Its quite different from a hydraulic view of the economy. Water doesn't fill a volume just because you announce that the volume will be filled.


Perhaps I should be selected as the economy looks pretty hydraulic to me :)

I agree with paulc156 about Macro Markets.

Physics and Engineering are complex disciplines, and Hazlitt will remind you economics is about self-interest and about the impact on all groups.


If no-one pays corporation tax, or IHT then reducing it is unlikely to have much impact. Indeed Alistair Heath would like to see IHT abolished, but IHT has huge potential for change.


Hydraulics does not work if their is no working fluid in the pipes or the resevoir. No amount of pulling leavers will make any difference.

Wealth is concentrated in too few hands and financialization is further concentrating wealth while finance controls the money supply without reference to the real economy.

I have a macro economic model with direct controls, and finance as a parasite killing the host.


This seems to be an age of Depression and apathy in economics. Like the Labour Cabinet of 1931 the message is "we have done nothing and there is nothing we can do." Its decline for me and for you.

A great advert for the dismal science.


Have to agree with Keith.

Engineering in particular does a lot of work with shifting parameters. I'd be the last to say that the state of the art in engineering could solve everything, but economists seem ignorant of basic principles in dealing with uncertainty.

It's worth remembering at this juncture that many things were engineered - boats and aeroplanes come to mind - ahead of a full understanding of the science or ahead of an real understanding of operating parameters.

So, things that economists are (often on purpose) ignorant of:

- Safe to fail experiments
- Safety margins (also overshoot and recovery techniques)
- The efficiency vs robustness/resilience trade-off
(You can add to this, measurements of the cost of volatility)
- The difference between resilience of a system and the well-being of the actors in the system.

I could go on, but there's plenty there to get started with.

I've been thinking recently more about how the followers of Hayek dragged us down this rabbit hole of learned uselessness. I've half-formulated an analogy:

Economists think they are physicists, studying fundamental laws of science.
In fact, they are car engineers, like the Toyota ones from the 1930s. In studying a system (a GM or a Ford) they are reverse engineering a built thing. Underneath that built thing are some principles of physics - but mostly they are studying the design decisions, which are just that, engineering tradeoffs/design decisions.

A second key misunderstanding is that economists who deal with policy think their purpose is trying to identify a platonic ideal of a moving vehicle, whereas what we need them to do right now is identify practical ways to make our vehicle work just a little bit better. And frankly, right now in much of Europe, it's to make our vehicle work at all.

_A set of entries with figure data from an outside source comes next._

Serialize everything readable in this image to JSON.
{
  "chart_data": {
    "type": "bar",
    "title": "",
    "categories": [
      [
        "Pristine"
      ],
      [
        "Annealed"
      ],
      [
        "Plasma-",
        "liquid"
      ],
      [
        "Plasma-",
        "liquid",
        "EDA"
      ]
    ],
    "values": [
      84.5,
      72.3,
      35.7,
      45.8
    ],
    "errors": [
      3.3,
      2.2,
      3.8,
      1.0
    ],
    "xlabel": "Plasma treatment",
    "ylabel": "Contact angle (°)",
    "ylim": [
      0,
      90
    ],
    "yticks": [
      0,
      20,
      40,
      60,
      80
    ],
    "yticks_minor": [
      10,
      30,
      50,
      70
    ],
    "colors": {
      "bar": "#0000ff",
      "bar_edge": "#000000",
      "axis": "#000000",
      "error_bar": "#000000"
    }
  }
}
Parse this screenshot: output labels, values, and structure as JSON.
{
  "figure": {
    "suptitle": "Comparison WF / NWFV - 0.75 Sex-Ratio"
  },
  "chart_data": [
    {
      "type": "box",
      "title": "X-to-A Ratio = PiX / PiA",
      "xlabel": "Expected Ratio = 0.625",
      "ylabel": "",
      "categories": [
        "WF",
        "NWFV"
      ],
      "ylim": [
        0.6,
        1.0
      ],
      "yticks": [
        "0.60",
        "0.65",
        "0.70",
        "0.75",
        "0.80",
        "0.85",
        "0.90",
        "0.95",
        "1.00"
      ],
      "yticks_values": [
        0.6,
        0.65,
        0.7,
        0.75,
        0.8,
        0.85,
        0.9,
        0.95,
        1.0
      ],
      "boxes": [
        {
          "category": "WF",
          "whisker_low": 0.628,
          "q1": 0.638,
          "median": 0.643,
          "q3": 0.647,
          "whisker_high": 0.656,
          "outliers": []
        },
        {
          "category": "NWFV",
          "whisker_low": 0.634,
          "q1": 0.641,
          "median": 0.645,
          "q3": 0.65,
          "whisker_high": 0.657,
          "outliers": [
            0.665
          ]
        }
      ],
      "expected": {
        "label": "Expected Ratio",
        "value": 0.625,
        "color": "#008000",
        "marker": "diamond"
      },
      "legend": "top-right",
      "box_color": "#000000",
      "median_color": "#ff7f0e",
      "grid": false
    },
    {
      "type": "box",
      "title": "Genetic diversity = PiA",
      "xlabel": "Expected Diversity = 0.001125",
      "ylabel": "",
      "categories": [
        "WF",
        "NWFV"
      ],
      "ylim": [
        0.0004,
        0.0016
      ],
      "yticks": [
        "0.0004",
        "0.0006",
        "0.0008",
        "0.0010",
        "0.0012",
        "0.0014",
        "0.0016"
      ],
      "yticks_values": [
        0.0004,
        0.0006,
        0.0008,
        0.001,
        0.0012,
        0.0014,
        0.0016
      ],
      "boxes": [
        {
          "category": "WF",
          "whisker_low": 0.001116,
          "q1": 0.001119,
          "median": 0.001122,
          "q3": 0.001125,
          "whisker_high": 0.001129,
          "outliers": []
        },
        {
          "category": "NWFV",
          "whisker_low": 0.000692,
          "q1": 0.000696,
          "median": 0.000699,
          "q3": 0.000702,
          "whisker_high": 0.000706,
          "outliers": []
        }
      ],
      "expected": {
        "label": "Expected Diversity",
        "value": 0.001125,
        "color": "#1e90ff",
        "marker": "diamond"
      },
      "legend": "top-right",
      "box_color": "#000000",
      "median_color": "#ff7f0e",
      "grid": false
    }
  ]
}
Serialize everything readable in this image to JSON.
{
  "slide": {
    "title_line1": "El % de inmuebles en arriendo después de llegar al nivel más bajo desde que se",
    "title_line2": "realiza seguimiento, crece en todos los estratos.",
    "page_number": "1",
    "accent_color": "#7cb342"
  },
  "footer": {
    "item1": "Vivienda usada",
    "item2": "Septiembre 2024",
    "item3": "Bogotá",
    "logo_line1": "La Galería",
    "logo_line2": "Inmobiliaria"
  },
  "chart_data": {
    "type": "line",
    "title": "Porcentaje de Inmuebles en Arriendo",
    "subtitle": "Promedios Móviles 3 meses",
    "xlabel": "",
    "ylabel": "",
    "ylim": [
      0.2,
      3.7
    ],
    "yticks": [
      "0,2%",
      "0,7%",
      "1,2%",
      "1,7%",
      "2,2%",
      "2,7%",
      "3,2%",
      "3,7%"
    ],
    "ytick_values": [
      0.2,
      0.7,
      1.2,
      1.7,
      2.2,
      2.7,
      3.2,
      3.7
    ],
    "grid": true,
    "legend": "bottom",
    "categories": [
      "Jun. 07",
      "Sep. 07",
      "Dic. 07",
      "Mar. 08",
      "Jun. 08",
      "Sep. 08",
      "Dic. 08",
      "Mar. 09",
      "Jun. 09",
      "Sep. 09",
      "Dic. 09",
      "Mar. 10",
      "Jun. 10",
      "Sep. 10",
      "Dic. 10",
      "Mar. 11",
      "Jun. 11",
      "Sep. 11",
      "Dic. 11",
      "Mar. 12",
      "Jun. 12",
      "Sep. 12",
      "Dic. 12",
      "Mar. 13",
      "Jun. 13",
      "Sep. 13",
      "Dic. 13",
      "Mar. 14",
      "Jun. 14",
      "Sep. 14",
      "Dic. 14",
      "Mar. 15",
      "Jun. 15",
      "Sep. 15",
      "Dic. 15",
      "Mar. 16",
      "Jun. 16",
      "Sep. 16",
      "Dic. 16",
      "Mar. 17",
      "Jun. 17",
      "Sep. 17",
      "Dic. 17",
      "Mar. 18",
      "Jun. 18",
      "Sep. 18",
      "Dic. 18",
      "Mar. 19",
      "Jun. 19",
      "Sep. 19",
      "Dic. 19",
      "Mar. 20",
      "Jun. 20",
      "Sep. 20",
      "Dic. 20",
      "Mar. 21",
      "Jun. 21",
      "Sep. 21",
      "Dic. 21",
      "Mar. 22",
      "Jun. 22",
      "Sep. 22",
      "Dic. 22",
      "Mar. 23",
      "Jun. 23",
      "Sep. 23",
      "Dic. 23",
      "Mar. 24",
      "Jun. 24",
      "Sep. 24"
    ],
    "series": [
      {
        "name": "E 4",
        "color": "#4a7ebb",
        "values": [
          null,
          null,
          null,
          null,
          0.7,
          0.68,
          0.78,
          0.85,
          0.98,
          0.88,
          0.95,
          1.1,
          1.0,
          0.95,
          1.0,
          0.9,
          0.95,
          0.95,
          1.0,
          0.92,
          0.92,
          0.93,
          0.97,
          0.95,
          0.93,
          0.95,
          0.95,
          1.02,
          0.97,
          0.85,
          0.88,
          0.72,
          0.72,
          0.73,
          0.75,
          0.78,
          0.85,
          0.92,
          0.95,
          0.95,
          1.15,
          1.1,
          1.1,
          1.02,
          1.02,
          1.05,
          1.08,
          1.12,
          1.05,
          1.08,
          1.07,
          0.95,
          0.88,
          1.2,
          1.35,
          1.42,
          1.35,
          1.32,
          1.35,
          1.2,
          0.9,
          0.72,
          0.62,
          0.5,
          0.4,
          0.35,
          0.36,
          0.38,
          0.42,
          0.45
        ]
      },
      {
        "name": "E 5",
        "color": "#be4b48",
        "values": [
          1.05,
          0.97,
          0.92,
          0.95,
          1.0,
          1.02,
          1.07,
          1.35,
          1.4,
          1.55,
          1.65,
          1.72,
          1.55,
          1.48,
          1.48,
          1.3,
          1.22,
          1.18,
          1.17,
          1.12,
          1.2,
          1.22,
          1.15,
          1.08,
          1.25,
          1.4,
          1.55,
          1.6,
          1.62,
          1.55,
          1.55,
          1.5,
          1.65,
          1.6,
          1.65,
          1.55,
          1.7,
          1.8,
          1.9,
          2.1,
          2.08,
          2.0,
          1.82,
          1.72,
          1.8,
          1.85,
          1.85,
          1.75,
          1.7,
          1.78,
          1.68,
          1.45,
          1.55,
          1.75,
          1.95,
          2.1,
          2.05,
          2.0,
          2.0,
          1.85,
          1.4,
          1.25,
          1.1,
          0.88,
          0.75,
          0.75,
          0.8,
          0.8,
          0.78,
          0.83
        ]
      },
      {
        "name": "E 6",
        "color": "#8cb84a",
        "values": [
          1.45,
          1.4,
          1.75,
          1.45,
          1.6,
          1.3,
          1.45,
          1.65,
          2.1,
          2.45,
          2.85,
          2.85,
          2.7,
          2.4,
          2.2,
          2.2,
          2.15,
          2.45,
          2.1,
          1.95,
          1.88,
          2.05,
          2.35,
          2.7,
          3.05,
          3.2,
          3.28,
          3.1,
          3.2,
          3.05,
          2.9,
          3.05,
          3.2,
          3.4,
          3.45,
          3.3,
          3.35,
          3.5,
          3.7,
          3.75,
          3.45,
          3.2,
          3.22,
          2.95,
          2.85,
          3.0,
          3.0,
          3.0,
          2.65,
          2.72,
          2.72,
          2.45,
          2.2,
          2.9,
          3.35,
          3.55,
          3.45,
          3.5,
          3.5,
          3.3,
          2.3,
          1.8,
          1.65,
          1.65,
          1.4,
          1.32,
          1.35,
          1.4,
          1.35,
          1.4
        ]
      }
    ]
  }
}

The result of all this is that post-Hayek we get endless navel-gazing from economists about what can possibly work and a refusal to look at evidence of what does work. All because they think they are studying nature (e.g. subject to gravity, things basically go down) whereas our economy is a machine (pistons go up and down.) Now physics does underlie the explanation of why pistons go up and down, but economists are stuck shouting "it can't go up, there's nothing in the natural system that makes things go up that way."

Dan Kervick

To me the most obvious alternative stabilization regime is direct hiring of the unemployed. That is clearly achievable, no matter what happens with other variables. Employing everyone, and providing every single person with that minimum level of security and dignity predictable employment provides, is more important than the rate of economic growth or other macroeconomic goals.

Dave T

I don't think anyone should find this point too surprising. The difference between economics and physics or engineering has always been that people, unlike the natural world, behave differently once their behavior is described and published. See Soros's discussion of reflexivity, the expectations-adjusted Phillips curve, etc.